Les gouvernements et les entreprises jettent de l’huile sur le feu
Les émissions mondiales de CO2 ont atteint un niveau record en 2023, alors que l’intensité carbone n’a diminué que marginalement en raison de la « dépendance persistante des gouvernements à l’égard des combustibles fossiles et des subventions », a déclaré Marina Romanello, autrice principale du rapport du Lancet Countdown.
Selon le rapport, l’Allemagne a subventionné l’utilisation des combustibles fossiles à hauteur d’environ 4,5 milliards de dollars rien que pour l’année 2022, tandis que la France a atteint 25,5 milliards de dollars de subventions aux combustibles fossiles.
L’optimisme est toutefois de mise : selon l’analyse, le nombre de décès dus à la pollution de l’air par les combustibles fossiles (PM 2,5) a diminué de près de 7 %, passant de 2,25 millions en 2016 à 2,09 millions en 2021 — 59 % de cette baisse étant due à la diminution de la combustion du charbon.

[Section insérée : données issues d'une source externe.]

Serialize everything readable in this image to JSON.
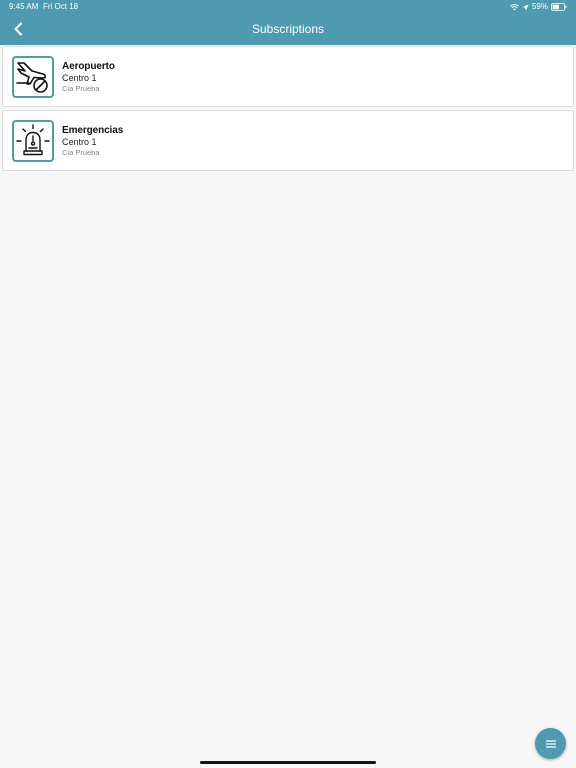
{
  "status_bar": {
    "time": "9:45 AM",
    "date": "Fri Oct 18",
    "battery": "59%",
    "battery_level": 0.59
  },
  "nav": {
    "title": "Subscriptions",
    "back_icon": "chevron-left-icon"
  },
  "subscriptions": [
    {
      "title": "Aeropuerto",
      "subtitle": "Centro 1",
      "org": "Cia Prueba",
      "icon": "no-flights-icon"
    },
    {
      "title": "Emergencias",
      "subtitle": "Centro 1",
      "org": "Cia Prueba",
      "icon": "siren-icon"
    }
  ],
  "fab": {
    "icon": "menu-icon"
  },
  "colors": {
    "accent": "#4e9ab0",
    "background": "#f7f7f7",
    "card": "#ffffff"
  }
}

Les États membres de l’UE doivent mettre à jour leurs contributions déterminées au niveau national pour la COP29 d’ici 2025, en détaillant les actions climatiques prévues par les États jusqu’en 2035.
« La réaffectation de milliers de milliards de dollars investis ou subventionnés chaque année dans l’industrie des combustibles fossiles permettrait d’assurer une transition juste et équitable vers les énergies propres et l’efficacité énergétique, ainsi qu’un avenir plus sain, ce qui profiterait en fin de compte à l’économie mondiale », a expliqué Marina Romanello.